The average bonus paid to brokers rose 17 percent to $184,220, Democratic Comptroller Thomas DiNapoli said. Pretax profits for the Wall Street broker-dealer operations of New York Stock Exchange member firms — the traditional measure of securities industry profits — jumped 42 percent to $24.5 billion, the highest level since 2010, according to DiNapoli.
In 2016, pretax profits topped $17 billion. According to the comptroller's office, the average Wall Street bonus that year was $138,000.
"The large increase in profitability over the past two years demonstrates that the industry can prosper with the regulations and consumer protections adopted after the financial crisis," DiNapoli said.
The annual accounting of bonuses paid to the securities workers serves as an indicator of how the financial services industry is doing. It also gives city and state tax collectors an idea of how much to expect from taxes on the billions of dollars in bonuses Wall Street brokerage firms pay employees.
Employment among the city's securities firms dipped slightly, to just under 177,000 jobs in 2017 after three consecutive years of job growth, DiNapoli said. An estimated 1 in 10 jobs in the city are either directly or indirectly associated with the securities industry, he said.
The comptroller's annual report on Wall Street bonuses said the average salary, including bonuses, in the city's securities industry was $375,200 in 2016, the latest year data was available.
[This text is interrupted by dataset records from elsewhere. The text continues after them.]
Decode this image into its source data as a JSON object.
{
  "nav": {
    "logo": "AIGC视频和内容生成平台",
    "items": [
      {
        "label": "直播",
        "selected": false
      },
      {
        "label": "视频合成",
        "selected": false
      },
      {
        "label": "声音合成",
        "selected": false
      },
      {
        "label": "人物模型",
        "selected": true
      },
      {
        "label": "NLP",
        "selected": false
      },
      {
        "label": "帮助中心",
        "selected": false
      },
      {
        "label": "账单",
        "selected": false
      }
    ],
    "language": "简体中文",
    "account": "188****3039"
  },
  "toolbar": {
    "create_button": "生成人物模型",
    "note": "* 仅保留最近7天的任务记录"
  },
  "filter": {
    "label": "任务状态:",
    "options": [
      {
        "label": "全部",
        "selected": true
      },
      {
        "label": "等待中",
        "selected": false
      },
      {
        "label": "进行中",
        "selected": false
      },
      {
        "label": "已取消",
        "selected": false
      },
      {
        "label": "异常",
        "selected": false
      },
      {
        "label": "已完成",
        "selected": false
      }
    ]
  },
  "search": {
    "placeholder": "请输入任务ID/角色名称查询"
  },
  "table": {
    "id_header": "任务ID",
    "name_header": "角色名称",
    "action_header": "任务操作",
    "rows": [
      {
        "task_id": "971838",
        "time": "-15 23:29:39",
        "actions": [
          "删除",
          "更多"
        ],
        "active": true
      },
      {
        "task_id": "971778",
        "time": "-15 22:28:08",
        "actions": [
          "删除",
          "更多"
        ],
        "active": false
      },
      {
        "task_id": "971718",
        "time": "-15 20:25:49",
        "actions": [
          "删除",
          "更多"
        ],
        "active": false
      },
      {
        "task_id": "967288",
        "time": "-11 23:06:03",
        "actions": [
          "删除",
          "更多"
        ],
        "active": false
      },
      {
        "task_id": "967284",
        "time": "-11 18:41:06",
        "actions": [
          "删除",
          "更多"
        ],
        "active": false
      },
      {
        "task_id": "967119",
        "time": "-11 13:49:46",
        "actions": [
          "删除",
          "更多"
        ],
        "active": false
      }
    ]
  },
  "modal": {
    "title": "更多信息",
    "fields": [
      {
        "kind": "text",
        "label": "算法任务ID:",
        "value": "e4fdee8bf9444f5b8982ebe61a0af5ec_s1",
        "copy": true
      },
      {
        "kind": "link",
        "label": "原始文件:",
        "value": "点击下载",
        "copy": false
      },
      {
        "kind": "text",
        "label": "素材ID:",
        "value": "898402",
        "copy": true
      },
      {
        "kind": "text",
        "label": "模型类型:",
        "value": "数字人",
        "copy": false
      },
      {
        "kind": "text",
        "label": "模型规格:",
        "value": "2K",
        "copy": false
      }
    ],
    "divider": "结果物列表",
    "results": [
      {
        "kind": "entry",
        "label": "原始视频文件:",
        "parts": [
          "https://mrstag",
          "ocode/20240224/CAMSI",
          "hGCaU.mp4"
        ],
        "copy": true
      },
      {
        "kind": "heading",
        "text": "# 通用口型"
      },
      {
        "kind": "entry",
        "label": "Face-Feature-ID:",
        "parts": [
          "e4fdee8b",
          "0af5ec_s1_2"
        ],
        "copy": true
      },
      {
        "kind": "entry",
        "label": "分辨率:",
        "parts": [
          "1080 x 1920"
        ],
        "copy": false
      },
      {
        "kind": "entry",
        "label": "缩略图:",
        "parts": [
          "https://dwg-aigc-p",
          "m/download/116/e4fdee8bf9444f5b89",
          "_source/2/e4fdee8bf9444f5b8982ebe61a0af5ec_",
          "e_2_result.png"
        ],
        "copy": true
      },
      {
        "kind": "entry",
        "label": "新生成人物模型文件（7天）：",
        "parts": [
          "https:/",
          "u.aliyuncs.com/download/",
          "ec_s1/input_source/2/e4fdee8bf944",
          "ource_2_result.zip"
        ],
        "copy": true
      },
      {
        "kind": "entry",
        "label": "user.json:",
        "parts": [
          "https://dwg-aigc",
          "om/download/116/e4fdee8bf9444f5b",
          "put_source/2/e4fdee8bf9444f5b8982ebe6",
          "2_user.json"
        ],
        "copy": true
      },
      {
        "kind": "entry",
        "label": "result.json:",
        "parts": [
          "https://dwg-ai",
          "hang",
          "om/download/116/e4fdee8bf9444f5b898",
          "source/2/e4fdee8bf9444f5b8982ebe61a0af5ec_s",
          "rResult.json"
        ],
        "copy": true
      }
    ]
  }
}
That's five times higher than in the rest of the private sector, DiNapoli said.
DiNapoli estimated the securities industry accounted for 18 percent, or $13.5 billion, of state tax collections in the state's 2016-2017 fiscal year and 6 percent, or ($3.2 billion, of New York City tax collections in the city's 2017 fiscal year.
The Institute for Policy Studies, a Washington-based think tank that calls itself "a policy and research resource for visionary social justice movements," said the 2017 total bonus pool contains enough money to boost the minimum wage to $15 per hour for to all the nation's 3.2 million restaurant servers and bartenders.
The group said the size of the payouts is a sign of what it called "the reckless Wall Street bonus culture which contributed to the 2008 financial crisis continues to flourish."
DiNapoli said it's too soon to determine how the volatility in the financial markets so far in 2018 will impact year-end Wall Street profits.